Magnetic states at the surface of α-Fe2O3 thin films doped with Ti, Zn, or Sn

The spin states at the surface of epitaxial thin films of hematite, both undoped and doped with 1% Ti, Sn, or Zn, respectively, were probed with x-ray magnetic linear dichroism (XMLD) spectroscopy. Morin transitions were observed for the undoped (T-M approximate to 200 K) and Sn-doped (T-M approximate to 300 K) cases, while Zn-and Ti-doped samples were always in the high-and low-temperature phases, respectively. In contrast to what has been reported for bulk hematite doped with the tetravalent ions Sn4+ and Ti4+, for which T-M dramatically decreases, these dopants substantially increase T-M in thin films, far exceeding the bulk values.

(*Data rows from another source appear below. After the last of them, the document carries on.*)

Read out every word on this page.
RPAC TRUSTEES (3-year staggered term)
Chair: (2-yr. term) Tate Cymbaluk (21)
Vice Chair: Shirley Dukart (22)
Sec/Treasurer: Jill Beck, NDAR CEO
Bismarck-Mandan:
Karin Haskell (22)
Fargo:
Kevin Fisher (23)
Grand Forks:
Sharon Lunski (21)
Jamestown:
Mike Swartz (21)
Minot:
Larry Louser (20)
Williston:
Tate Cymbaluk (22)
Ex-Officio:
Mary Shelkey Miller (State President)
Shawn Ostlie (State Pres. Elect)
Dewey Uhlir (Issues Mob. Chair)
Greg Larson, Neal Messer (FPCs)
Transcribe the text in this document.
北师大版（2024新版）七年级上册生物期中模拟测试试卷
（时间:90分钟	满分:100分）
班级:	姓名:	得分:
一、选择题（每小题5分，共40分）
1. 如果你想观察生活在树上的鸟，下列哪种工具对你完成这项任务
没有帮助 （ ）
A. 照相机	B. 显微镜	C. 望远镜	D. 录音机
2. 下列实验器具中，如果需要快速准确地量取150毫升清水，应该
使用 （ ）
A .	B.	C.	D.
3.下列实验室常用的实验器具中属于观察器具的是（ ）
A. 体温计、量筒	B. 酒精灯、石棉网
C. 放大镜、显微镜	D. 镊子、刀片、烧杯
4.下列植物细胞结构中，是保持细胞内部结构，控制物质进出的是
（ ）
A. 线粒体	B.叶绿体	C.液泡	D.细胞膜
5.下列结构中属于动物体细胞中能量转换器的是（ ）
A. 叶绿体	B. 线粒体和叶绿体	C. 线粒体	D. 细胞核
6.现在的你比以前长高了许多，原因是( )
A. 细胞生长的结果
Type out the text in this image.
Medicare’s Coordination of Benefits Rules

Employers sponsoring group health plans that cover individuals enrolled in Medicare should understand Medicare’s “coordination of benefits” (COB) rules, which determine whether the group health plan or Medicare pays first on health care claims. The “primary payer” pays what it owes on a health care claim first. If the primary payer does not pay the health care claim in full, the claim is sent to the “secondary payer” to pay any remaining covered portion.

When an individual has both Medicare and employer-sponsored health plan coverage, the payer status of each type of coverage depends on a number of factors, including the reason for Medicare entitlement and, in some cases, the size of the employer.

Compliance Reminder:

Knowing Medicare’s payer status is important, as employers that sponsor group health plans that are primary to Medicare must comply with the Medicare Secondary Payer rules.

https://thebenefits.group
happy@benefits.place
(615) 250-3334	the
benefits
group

The normalized Fe L-II-edge dichroism for T < T-M does not strongly depend on doping or temperature, except for an apparent increase of the peak amplitudes for T < 100 K. We observed magnetic field-induced inversions of the dichroism peaks. By applying a magnetic field of 6.5 T on the Ti-doped sample, a transition into the T > T-M state was achieved. The temperature dependence of the critical field for the Sn-doped sample was characterized in detail. It was demonstrated the sample-to-sample variations of the Fe L-III-edge spectra were, for the most part, determined solely by the spin orientation state. Calculations of the polarization-dependent spectra based on a spin-multiplet model were in reasonable agreement with the experiment and showed a mixed excitation character of the peak structures.